Reigen is sexy because he was always sexy. His character, the “crook with the heart of gold” archetype, was always there in the manga; the anime version just emphasizes this further in a way the original artist’s style can’t really permit. All media adaptations involve reinterpretation, and in the case of Bones animating Mob Psycho 100, the studio recognized (correctly) that Reigen is the emotional soul of the story. He’s a barely-functional adult who nevertheless holds fast to strong moral convictions and teaches a vulnerable child the sort of life lessons a lot of us wish someone had imparted to us at that age.

In the current season, there’s an episode that is almost entirely joke-free, wherein Reigen notices Mob increasingly torn up about something.
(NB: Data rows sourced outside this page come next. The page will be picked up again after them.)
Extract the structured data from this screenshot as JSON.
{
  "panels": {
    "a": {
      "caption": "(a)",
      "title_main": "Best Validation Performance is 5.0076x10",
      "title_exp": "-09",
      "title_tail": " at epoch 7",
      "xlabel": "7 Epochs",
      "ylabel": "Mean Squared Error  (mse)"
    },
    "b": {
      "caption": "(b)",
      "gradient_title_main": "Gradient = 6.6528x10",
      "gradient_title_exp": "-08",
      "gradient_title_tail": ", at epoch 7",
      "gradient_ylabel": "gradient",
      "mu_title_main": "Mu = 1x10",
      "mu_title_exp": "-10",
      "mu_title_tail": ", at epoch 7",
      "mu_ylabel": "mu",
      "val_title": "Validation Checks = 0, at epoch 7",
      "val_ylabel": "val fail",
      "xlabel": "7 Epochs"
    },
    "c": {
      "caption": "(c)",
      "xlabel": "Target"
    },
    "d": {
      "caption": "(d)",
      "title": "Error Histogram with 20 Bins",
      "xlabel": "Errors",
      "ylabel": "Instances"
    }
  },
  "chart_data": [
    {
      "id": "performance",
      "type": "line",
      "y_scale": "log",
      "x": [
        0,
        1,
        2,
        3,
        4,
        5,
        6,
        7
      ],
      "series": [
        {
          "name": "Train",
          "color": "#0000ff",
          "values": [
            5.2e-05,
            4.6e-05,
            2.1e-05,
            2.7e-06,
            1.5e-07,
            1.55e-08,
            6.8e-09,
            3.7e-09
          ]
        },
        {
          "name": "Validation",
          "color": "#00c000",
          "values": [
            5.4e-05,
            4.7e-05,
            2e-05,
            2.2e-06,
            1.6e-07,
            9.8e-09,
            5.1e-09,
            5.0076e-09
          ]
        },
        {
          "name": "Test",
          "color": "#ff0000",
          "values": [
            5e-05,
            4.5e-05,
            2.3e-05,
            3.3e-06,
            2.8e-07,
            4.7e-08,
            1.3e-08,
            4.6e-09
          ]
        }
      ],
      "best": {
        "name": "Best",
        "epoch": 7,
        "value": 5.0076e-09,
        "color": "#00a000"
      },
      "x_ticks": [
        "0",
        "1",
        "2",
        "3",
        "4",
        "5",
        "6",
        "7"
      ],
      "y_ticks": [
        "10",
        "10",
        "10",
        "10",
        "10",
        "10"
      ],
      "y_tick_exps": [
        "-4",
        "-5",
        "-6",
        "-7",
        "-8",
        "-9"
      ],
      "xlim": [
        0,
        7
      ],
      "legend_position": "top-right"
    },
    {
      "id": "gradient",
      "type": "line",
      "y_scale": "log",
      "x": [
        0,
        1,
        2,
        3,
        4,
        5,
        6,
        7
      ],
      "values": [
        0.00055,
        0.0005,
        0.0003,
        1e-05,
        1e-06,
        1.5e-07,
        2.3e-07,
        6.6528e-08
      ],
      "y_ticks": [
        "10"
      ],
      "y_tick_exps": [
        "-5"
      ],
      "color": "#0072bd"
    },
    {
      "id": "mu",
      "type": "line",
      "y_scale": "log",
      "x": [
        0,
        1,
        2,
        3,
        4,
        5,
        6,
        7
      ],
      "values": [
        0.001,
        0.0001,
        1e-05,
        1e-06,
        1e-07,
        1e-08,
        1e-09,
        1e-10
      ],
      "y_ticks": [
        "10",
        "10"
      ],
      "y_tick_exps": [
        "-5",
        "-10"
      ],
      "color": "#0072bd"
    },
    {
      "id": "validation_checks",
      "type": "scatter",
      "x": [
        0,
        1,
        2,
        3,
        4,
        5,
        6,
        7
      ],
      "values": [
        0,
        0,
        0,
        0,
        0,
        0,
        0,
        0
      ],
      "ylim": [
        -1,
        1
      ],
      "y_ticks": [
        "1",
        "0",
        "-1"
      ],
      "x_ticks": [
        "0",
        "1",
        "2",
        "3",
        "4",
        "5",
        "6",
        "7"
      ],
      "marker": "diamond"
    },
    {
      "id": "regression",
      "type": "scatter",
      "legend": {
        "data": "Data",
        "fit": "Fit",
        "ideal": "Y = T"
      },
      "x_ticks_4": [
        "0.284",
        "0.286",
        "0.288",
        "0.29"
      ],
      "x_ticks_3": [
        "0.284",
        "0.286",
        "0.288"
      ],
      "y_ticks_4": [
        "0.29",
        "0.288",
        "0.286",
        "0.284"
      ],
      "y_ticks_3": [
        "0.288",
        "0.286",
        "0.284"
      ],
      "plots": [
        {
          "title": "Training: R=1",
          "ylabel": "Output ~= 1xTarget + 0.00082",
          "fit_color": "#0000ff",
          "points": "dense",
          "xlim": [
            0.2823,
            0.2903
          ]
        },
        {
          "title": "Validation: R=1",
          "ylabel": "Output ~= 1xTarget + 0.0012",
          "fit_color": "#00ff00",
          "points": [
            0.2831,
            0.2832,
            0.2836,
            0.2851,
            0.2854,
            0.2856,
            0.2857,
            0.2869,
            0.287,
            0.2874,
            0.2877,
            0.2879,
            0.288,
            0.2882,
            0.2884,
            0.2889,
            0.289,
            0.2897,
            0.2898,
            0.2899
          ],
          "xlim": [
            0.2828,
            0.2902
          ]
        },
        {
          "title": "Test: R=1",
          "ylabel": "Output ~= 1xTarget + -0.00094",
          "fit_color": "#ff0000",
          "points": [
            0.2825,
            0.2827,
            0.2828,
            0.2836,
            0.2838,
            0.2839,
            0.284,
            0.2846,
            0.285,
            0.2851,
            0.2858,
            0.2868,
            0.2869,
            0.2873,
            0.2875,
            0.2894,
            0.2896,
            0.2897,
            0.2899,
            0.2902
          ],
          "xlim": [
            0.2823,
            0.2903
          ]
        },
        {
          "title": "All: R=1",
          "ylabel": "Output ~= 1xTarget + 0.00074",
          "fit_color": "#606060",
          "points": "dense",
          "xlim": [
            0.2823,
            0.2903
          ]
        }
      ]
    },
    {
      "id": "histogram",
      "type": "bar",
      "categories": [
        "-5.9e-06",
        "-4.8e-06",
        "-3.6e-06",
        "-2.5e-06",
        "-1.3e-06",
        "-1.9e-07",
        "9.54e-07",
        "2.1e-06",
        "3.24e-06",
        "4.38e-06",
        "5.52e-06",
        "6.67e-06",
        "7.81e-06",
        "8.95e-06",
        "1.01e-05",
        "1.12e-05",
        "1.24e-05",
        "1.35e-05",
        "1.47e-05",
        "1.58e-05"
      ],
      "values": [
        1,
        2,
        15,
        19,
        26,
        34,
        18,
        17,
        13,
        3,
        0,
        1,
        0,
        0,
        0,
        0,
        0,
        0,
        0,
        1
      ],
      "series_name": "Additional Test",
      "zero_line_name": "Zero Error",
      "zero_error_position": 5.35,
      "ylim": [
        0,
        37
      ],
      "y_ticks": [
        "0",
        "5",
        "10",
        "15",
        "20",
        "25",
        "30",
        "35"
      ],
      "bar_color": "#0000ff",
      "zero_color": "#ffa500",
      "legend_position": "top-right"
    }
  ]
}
It’s one of the few moments where we see Reigen completely self-aware of his role in Mob’s life and treating it with the gravity it deserves, but what I find most radical is the conclusion of the episode. After finding he’s accidentally forced Mob into a corner, Reigen steps back and realizes that while he can’t ever fully grasp just how much Mob has on his shoulders, he can have compassion for him. He can and should mitigate Mob’s stress however he can.

That’s what makes Reigen an attractive character. He has no business being a competent father figure, and yet, he sort of is. So just let Reigen be sexy already. He’s earned it. Probably.